MAKASSAR, SULSEL – Badan Pusat Statistik (BPS) Sulawesi Selatan (Sulsel) melaporkan bahwa nilai ekspor provinsi ini mengalami penurunan signifikan sebesar 20,94% selama lima bulan pertama tahun 2025 dibandingkan periode yang sama tahun lalu.

Kepala BPS Sulsel, Aryanto, mengungkapkan bahwa total nilai ekspor dari Januari hingga Mei 2025 hanya mencapai US$636,65 juta. Penurunan paling mencolok terjadi pada komoditas nikel, yang merupakan unggulan Sulsel, dengan nilai ekspor menyusut hingga US$56,07 juta atau setara dengan 13,97%.

“Nikel selama ini menyumbang porsi dominan dalam struktur ekspor Sulsel. Oleh karena itu, guncangan pada sektor ini memberikan dampak signifikan terhadap total nilai ekspor,” jelas Aryanto.

Pada bulan Mei 2025, nilai ekspor Sulsel tercatat hanya US$129,37 juta, turun 21,75% dibandingkan Mei tahun lalu.

Namun, di tengah penurunan tersebut, ada kabar baik. Komoditas garam, belerang, dan kapur menunjukkan kinerja positif dengan lonjakan nilai ekspor sebesar US$8,89 juta, meningkat 50,33% dibandingkan Januari–Mei 2024.

“Meskipun kontribusinya masih minor, pertumbuhan pada komoditas ini menunjukkan peluang diversifikasi ekspor yang perlu dioptimalkan,” tambah Aryanto.

Di sisi lain, kondisi impor juga mengalami pelemahan. Total nilai impor barang yang dibongkar di pelabuhan Sulsel pada Mei 2025 tercatat sebesar US$59,06 juta, anjlok 44,83 persen dibandingkan Mei tahun lalu yang mencapai US$107,06 juta.

Aryanto menyebutkan bahwa tren penurunan impor ini mengindikasikan kemungkinan melambatnya aktivitas industri manufaktur di Sulsel.

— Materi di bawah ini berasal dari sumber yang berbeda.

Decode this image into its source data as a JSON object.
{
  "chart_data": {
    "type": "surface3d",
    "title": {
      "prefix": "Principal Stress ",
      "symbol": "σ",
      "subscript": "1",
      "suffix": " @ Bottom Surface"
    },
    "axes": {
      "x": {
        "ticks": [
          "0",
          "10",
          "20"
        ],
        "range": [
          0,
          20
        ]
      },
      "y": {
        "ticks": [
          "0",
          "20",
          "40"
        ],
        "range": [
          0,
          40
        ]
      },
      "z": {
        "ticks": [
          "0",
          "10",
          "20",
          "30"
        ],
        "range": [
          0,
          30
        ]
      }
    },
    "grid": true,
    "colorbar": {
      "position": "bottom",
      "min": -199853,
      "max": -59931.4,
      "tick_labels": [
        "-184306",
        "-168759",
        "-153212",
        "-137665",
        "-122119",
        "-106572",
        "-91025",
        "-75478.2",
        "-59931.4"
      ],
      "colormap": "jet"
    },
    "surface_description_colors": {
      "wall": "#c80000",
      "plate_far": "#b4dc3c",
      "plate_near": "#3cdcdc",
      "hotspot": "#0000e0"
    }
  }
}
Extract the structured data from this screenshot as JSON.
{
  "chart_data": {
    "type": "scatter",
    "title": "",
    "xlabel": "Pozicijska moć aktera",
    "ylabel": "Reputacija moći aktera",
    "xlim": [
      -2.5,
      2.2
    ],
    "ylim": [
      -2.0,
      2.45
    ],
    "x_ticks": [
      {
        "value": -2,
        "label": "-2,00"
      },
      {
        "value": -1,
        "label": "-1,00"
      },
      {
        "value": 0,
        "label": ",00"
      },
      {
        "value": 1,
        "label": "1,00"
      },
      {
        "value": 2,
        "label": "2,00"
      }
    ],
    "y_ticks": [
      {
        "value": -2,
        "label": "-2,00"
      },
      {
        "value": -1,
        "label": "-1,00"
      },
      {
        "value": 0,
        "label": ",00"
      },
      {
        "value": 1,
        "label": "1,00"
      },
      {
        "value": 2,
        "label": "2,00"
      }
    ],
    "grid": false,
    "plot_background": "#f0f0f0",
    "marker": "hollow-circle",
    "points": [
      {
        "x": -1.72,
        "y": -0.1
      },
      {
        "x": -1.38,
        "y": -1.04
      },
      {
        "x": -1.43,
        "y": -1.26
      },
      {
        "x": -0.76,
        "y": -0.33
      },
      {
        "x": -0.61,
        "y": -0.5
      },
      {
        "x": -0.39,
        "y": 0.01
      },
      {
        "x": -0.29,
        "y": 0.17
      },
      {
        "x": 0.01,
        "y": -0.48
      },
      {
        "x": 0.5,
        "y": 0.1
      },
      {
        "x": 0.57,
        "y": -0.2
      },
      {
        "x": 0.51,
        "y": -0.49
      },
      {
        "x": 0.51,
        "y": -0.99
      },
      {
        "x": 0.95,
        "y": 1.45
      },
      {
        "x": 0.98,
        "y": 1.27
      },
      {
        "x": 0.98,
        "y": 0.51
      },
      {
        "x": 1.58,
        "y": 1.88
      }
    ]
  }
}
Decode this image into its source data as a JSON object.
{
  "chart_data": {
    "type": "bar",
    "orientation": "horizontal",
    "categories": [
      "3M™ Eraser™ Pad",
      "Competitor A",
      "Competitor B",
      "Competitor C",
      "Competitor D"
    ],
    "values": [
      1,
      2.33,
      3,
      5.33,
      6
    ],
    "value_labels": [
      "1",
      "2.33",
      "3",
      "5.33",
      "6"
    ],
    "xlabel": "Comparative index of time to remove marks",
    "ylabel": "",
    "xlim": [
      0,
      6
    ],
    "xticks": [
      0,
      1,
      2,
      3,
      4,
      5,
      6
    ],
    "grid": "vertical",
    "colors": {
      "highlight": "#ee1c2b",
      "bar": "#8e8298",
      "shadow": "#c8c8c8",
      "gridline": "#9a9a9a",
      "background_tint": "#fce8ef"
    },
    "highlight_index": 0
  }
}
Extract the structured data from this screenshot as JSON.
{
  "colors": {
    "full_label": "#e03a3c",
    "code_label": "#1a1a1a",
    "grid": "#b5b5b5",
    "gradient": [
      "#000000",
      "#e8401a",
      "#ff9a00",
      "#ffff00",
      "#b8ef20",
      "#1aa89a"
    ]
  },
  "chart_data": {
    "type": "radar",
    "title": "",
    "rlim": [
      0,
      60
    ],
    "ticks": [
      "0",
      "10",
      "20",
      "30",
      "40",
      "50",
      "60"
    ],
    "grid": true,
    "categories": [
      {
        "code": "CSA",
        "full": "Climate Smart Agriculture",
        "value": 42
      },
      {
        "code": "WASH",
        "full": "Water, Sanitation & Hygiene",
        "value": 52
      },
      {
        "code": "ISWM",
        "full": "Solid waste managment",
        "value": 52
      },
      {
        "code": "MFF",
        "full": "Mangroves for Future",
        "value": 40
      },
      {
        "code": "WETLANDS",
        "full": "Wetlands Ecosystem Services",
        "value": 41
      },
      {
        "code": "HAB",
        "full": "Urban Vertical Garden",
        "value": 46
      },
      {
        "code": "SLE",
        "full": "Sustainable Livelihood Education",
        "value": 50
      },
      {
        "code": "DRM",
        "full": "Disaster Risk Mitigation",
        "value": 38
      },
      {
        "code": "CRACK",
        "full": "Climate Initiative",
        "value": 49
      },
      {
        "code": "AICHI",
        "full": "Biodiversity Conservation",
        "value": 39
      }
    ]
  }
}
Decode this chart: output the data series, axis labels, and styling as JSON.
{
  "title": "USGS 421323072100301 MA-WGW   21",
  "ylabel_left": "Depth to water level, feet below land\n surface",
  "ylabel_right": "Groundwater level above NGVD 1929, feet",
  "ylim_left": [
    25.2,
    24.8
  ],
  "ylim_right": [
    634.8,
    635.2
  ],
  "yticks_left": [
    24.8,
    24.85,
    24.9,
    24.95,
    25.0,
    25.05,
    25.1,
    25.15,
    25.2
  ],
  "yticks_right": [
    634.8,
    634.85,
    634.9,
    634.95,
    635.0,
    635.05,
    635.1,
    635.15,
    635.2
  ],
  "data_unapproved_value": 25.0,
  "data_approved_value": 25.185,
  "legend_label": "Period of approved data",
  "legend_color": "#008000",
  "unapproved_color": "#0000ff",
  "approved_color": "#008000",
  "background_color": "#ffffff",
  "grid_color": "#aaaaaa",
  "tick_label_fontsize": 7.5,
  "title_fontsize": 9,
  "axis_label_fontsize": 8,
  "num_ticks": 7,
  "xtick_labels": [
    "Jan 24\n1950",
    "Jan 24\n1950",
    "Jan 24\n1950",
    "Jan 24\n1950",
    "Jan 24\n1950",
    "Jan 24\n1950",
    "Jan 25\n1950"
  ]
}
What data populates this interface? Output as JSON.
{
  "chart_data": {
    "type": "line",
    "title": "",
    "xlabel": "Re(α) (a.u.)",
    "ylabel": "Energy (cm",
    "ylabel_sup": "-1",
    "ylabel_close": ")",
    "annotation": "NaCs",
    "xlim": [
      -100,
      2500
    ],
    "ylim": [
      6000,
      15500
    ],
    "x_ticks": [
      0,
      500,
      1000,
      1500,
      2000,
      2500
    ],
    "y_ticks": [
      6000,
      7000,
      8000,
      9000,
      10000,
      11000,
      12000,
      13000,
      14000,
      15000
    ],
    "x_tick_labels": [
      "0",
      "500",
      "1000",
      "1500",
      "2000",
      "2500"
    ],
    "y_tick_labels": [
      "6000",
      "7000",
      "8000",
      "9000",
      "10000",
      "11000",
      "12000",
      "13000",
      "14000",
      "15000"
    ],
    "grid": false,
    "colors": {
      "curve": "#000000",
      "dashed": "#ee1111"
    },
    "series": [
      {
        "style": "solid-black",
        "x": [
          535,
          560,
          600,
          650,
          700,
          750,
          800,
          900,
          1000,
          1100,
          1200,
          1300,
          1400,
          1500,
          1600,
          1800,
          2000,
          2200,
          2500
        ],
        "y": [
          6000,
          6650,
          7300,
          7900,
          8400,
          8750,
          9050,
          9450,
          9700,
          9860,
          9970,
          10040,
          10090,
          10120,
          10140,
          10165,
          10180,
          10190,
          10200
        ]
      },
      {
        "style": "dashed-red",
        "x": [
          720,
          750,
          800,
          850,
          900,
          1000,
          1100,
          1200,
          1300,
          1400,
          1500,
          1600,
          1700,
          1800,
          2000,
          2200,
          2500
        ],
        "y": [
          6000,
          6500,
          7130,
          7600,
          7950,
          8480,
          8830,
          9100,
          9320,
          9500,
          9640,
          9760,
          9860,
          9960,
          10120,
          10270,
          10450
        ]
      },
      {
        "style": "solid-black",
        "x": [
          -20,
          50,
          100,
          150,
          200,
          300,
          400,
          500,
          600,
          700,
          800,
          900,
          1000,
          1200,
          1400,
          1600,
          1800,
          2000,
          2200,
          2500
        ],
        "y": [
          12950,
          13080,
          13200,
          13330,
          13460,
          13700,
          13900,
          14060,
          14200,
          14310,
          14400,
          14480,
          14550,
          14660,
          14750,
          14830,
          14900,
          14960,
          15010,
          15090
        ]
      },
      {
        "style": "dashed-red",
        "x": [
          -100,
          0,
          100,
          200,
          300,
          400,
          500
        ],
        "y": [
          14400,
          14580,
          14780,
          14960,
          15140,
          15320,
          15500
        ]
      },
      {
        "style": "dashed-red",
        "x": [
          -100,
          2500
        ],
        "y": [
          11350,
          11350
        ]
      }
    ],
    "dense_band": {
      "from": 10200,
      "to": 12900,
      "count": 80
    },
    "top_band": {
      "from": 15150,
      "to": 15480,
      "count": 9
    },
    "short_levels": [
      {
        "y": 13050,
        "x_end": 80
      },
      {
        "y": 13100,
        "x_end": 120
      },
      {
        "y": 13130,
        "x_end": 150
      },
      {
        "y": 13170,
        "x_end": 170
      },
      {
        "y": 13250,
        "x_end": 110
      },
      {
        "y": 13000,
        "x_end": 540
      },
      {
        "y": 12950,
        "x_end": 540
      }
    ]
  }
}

“Penurunan impor barang modal dan bahan baku seperti mesin dan bahan bakar mencerminkan kehati-hatian pelaku industri terhadap kondisi ekonomi yang belum sepenuhnya stabil. Penguatan sektor hilirisasi dan pembukaan pasar ekspor non-tradisional sangat penting untuk mendorong daya saing komoditas Sulsel,” ungkapnya.

Pengamat ekonomi dari Unismuh Makassar, Abdul Muttalib, menilai kondisi ini sebagai alarm serius terkait kegagalan struktur ekspor Sulsel. Ia menekankan bahwa penurunan ini bukan sekadar angka, melainkan cerminan ketergantungan jangka panjang pada komoditas mentah, terutama nikel.

“Ketika harga atau permintaan global terganggu, kita langsung terpukul,” tegasnya.

Muttalib juga mengkritik Sulsel yang gagal membangun sistem hilirisasi yang kuat. “Kita mengekspor bahan mentah, tetapi mengimpor barang olahan atau alat berat. Ini adalah pola lama yang tidak berkelanjutan,” tambahnya.

Ia menyoroti penurunan impor mesin dan bahan bakar sebagai sinyal bahwa aktivitas manufaktur dan industri dalam negeri sedang melambat. “Jika impor mesin dan bahan bakar turun, artinya pabrik tidak berproduksi, mesin tidak berjalan. Ini bisa memicu PHK dan menurunkan daya beli masyarakat,” pungkasnya.